Our findings also revealed the risk of patient safety events for uninsured patients. US studies disclosed similar results, confirming that the way patients are insured puts them at different risks for patient safety events.24,25 The cases that were reported to us all occurred several years ago, when Dutch law did not provide opportunities for reimbursement for hospitals that had made costs for care and treatment delivered to uninsured patients. In the Netherlands, this may have been solved since January 2009 by pointing out certain hospitals who are entitled to the reimbursement of the costs of care and treatment provided to patients who are uninsured because they are illegally in The Netherlands. Still, care providers need to be aware of the rights on health care for all uninsured patients and act accordingly.
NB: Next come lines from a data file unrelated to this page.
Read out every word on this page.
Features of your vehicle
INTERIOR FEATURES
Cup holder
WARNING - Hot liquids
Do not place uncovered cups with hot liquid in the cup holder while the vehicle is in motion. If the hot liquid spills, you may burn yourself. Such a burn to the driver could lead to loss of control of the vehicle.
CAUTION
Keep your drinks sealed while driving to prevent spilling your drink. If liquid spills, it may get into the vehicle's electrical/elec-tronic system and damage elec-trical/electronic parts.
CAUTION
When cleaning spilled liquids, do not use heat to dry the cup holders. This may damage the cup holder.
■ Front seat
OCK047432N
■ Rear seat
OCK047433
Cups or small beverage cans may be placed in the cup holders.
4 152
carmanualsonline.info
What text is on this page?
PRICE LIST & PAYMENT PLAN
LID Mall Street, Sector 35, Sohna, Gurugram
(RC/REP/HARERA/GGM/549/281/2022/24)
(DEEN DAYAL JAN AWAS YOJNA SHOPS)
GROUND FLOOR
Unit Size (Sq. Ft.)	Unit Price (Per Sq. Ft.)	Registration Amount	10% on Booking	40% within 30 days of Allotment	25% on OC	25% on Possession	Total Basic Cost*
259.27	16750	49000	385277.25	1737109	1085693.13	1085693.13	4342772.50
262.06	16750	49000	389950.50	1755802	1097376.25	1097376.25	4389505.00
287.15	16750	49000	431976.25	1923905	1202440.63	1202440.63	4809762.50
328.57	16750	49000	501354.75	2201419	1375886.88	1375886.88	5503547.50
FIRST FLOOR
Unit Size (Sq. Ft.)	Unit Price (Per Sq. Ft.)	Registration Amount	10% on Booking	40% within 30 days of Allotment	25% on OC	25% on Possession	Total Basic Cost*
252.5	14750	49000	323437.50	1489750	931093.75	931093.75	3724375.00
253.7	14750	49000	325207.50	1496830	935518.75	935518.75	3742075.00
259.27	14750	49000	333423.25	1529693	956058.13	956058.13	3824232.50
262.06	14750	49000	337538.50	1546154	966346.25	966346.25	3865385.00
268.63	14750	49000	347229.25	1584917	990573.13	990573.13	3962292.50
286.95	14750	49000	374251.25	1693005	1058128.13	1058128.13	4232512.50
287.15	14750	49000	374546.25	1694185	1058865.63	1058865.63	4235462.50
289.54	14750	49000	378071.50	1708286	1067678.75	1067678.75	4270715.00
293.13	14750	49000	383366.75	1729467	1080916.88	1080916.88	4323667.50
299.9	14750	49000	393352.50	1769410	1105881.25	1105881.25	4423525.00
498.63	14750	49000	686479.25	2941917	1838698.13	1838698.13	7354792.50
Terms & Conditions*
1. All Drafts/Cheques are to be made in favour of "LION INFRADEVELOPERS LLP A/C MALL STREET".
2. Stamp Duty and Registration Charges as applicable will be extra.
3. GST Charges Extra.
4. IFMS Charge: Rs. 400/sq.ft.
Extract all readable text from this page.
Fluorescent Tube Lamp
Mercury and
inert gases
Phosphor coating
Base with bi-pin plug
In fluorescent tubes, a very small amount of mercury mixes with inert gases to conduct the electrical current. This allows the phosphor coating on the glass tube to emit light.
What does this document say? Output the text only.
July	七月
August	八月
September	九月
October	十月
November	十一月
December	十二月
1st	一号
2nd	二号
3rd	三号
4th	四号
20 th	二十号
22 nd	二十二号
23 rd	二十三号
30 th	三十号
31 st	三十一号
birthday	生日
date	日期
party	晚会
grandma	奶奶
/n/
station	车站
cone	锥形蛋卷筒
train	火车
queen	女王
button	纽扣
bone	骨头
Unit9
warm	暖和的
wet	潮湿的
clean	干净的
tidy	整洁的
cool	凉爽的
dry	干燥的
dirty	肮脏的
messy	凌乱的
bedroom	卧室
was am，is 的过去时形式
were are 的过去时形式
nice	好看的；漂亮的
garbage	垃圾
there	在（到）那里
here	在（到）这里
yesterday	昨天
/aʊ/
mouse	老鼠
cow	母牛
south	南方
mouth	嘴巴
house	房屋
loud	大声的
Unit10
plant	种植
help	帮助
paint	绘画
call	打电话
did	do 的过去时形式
The patterns we found help to understand increased risks of patient safety events for immigrant patients, but epidemiological studies are now needed to quantify the impact of each of the 3 patterns on the frequency and severity of patient safety events in ethnic minority populations. As the landmark report “To Err is Human” concludes, mistakes can best be prevented by making it harder for people to do things wrong and easier to do things right.26 Our results give reasons to believe that specific training for individual care providers should be developed. It is important for the safety of patients to ensure that health organizations and health professionals become culturally competent to be able to provide safe treatment and care to all patients. Care providers could be educated in cultural competences specific for the care of immigrant patients.27,28 For example, they may be trained in working with interpreters23 and in other cultural competences to enable them to practice effectively and safely in a multicultural society.29 Similar to health care providers' individual cultural competences, organizational cultural competences need also to be increased. A culturally competent health care setting includes the provision of interpreters, clear policies and procedures about how to use them effectively, and cultural competency education for health service providers that contains education about how culture (including their own) affects their institutions, their practices, and their attitudes. It also should consist of signage and instructional literature in the patient's language30 and a diverse supply of materials such as white suture material, as well as a diverse supply of different blood types.
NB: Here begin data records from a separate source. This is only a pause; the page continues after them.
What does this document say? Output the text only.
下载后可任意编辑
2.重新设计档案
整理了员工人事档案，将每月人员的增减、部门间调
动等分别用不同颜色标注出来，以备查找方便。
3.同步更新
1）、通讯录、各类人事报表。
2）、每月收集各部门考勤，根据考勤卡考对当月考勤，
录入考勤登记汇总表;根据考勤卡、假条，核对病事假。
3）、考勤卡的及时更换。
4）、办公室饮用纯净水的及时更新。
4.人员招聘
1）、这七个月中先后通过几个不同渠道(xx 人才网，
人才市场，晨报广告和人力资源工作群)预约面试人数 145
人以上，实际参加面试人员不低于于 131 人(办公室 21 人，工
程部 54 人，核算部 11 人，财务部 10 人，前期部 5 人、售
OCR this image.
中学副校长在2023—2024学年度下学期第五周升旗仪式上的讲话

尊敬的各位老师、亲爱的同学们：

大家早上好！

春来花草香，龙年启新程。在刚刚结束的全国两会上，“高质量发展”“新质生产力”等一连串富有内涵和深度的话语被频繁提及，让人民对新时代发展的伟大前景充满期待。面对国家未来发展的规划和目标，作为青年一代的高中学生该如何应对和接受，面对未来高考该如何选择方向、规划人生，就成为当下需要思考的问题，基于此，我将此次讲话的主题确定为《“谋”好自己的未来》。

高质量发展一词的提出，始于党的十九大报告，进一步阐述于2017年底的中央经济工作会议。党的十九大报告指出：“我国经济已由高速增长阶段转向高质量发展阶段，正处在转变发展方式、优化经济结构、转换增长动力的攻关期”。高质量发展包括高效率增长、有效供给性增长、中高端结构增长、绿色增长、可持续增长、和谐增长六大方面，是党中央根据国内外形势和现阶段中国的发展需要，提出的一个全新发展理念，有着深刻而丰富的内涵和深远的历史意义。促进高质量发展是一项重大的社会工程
Participants made up a convenience sample and found cases may not be representative for other health care settings. More research is needed to study the impact of found patterns. Furthermore, we did not describe patients' perspectives, even though it is known that they may offer valuable insights into patient safety.31

This study is one of the few to examine patterns contributing to ethnic differences in patient safety, and it contributes to the literature by identifying specific processes. Further research is needed to investigate the quantitative importance of each of these patterns to ethnic disparities in patient safety.

Acknowledgments

This study was supported by the Netherlands Health Care Inspectorate, Utrecht, The Netherlands.
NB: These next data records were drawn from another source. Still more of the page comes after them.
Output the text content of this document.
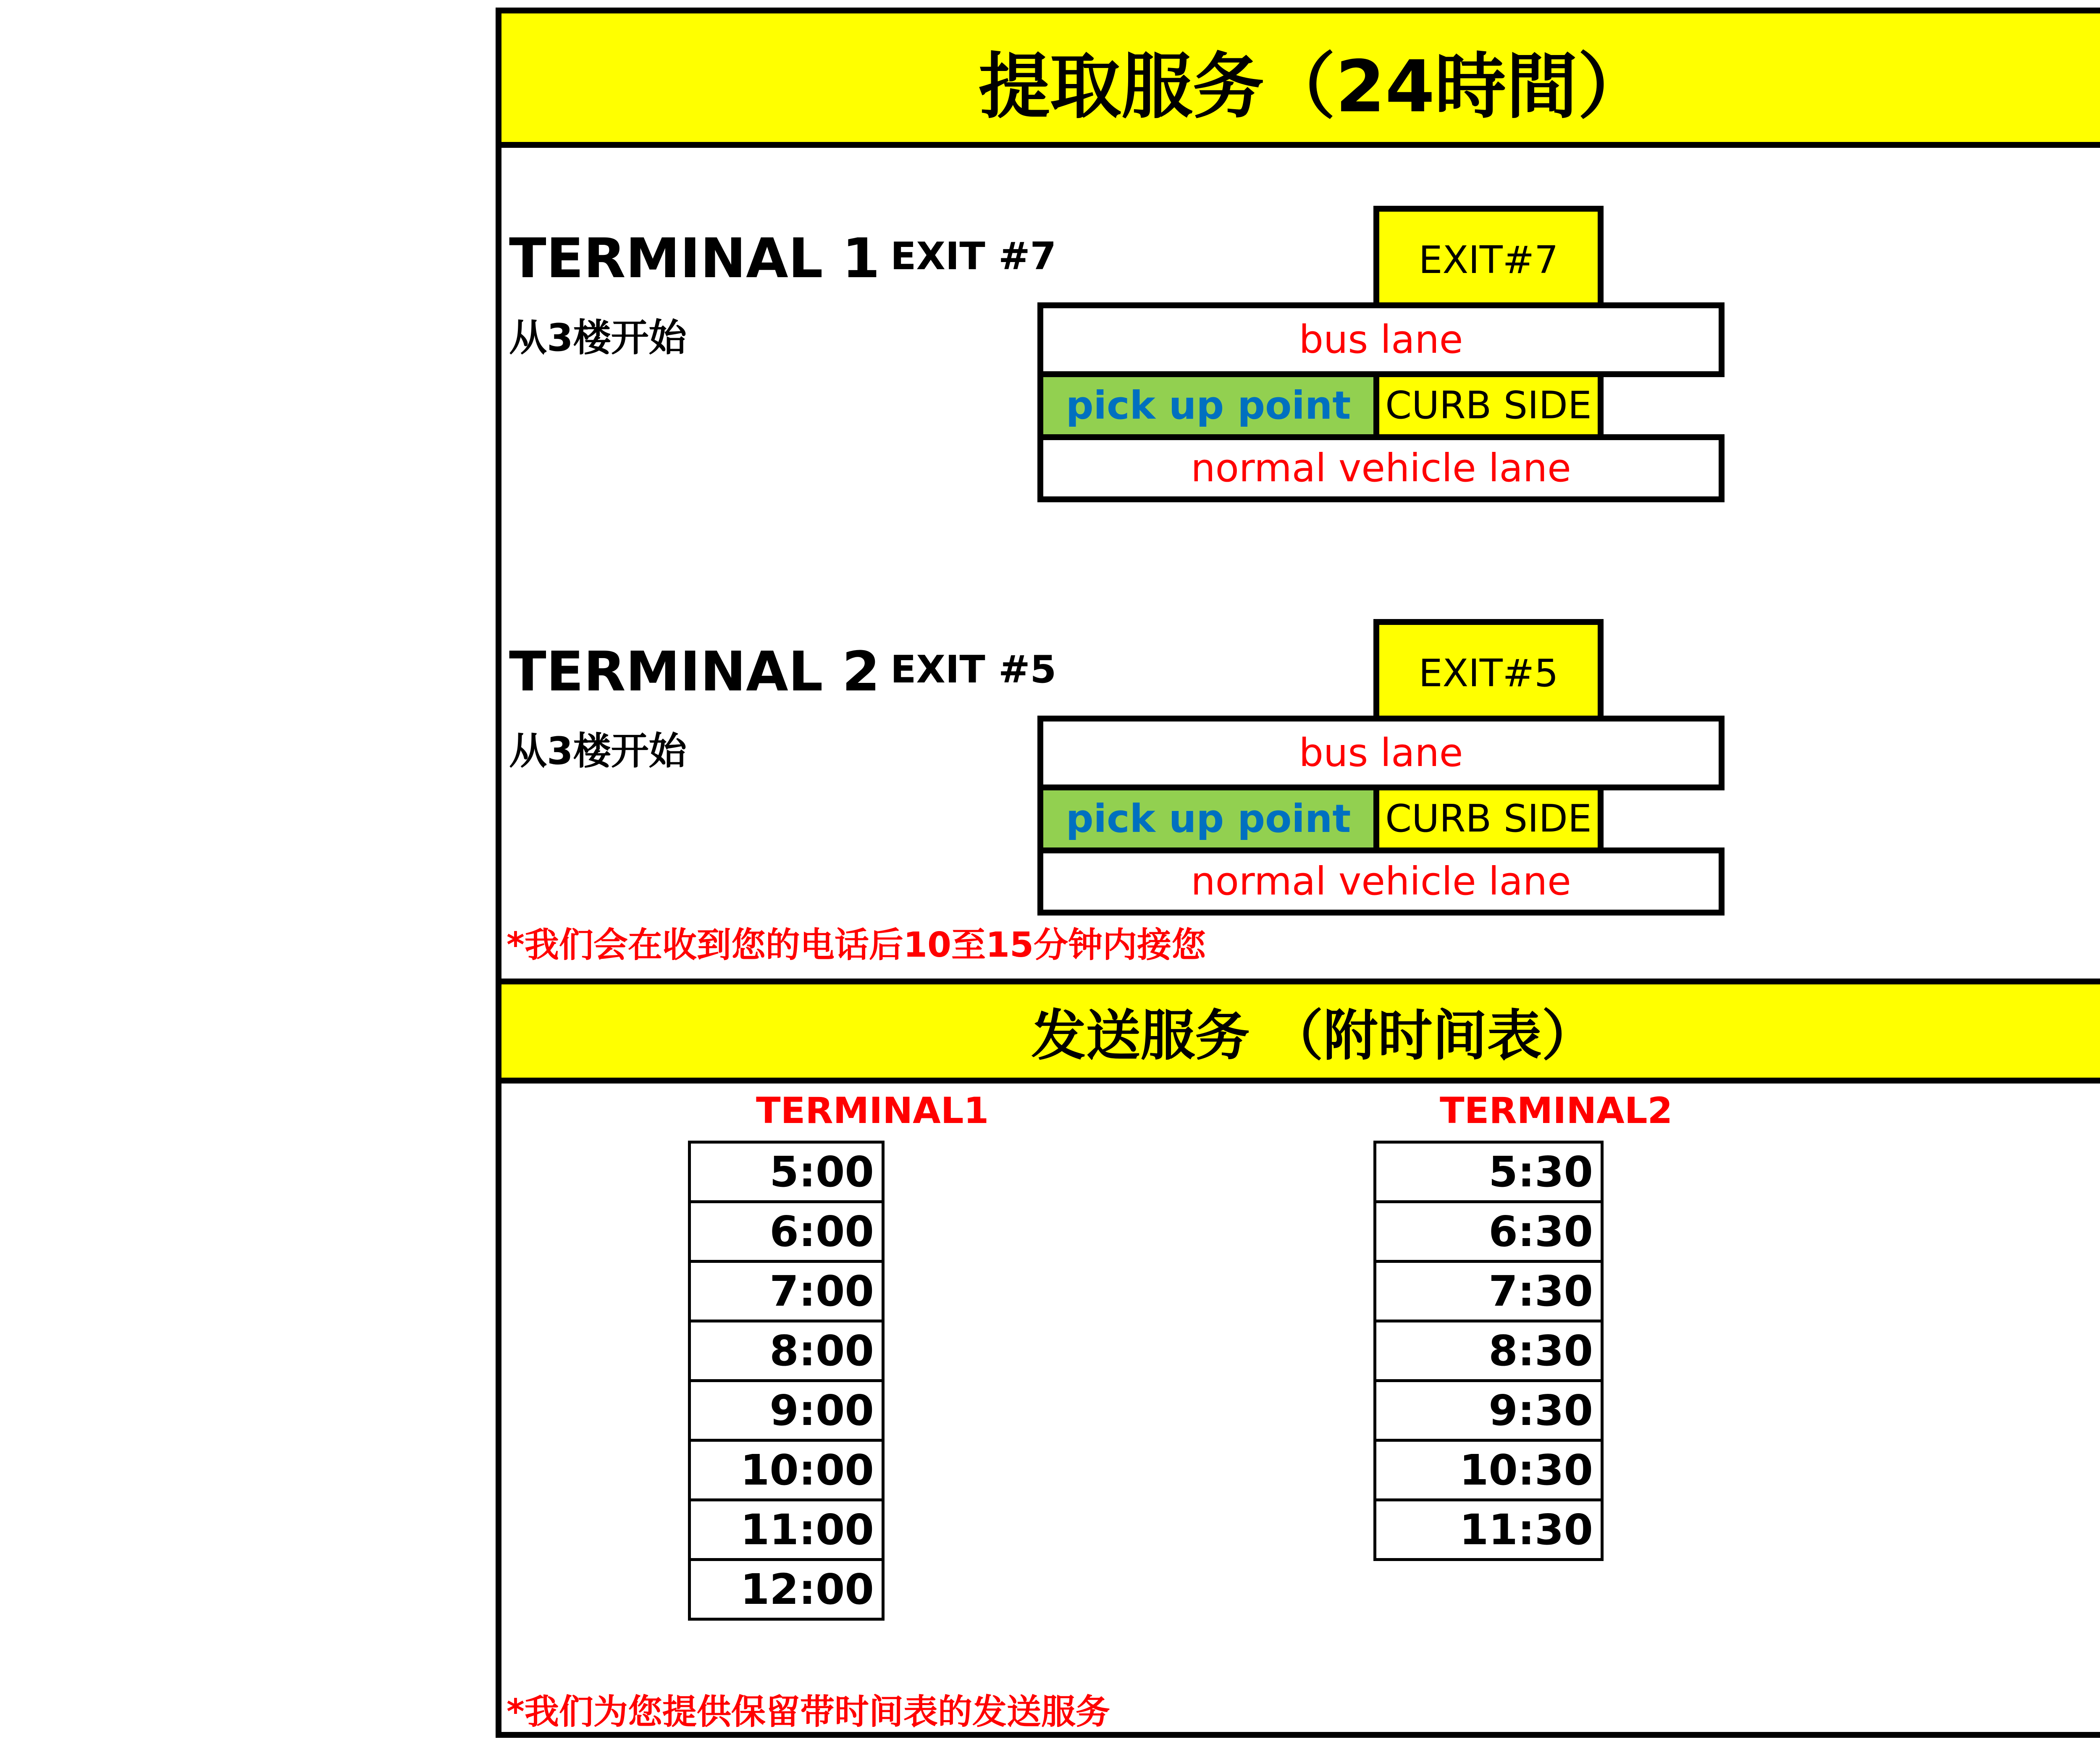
提取服务（24時間）
TERMINAL 1 EXIT #7
从3楼开始
EXIT#7
bus lane
pick up point CURB SIDE
normal vehicle lane
TERMINAL 2 EXIT #5
从3楼开始
EXIT#5
bus lane
pick up point CURB SIDE
normal vehicle lane
*我们会在收到您的电话后10至15分钟内接您
发送服务 （附时间表）
TERMINAL1	TERMINAL2
5:00
6:00
7:00
8:00
9:00
10:00
11:00
12:00
5:30
6:30
7:30
8:30
9:30
10:30
11:30
*我们为您提供保留带时间表的发送服务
Human Participant Protection

According to the Medical Research Involving Human Subjects Act, in the Netherlands, medical ethical approval of this study was not required. First, no patients were involved. Second, this was not an intervention study and respondents were only interviewed. Nevertheless, we took great efforts to deal adequately with ethical considerations such as anonymity of all the collected data and informed consent of the involved care providers. The anonymity of the respondents was guaranteed by using codes to designate them. During the interviews patients remained anonymous. A priori informed consent was obtained from the care providers to participate in this study.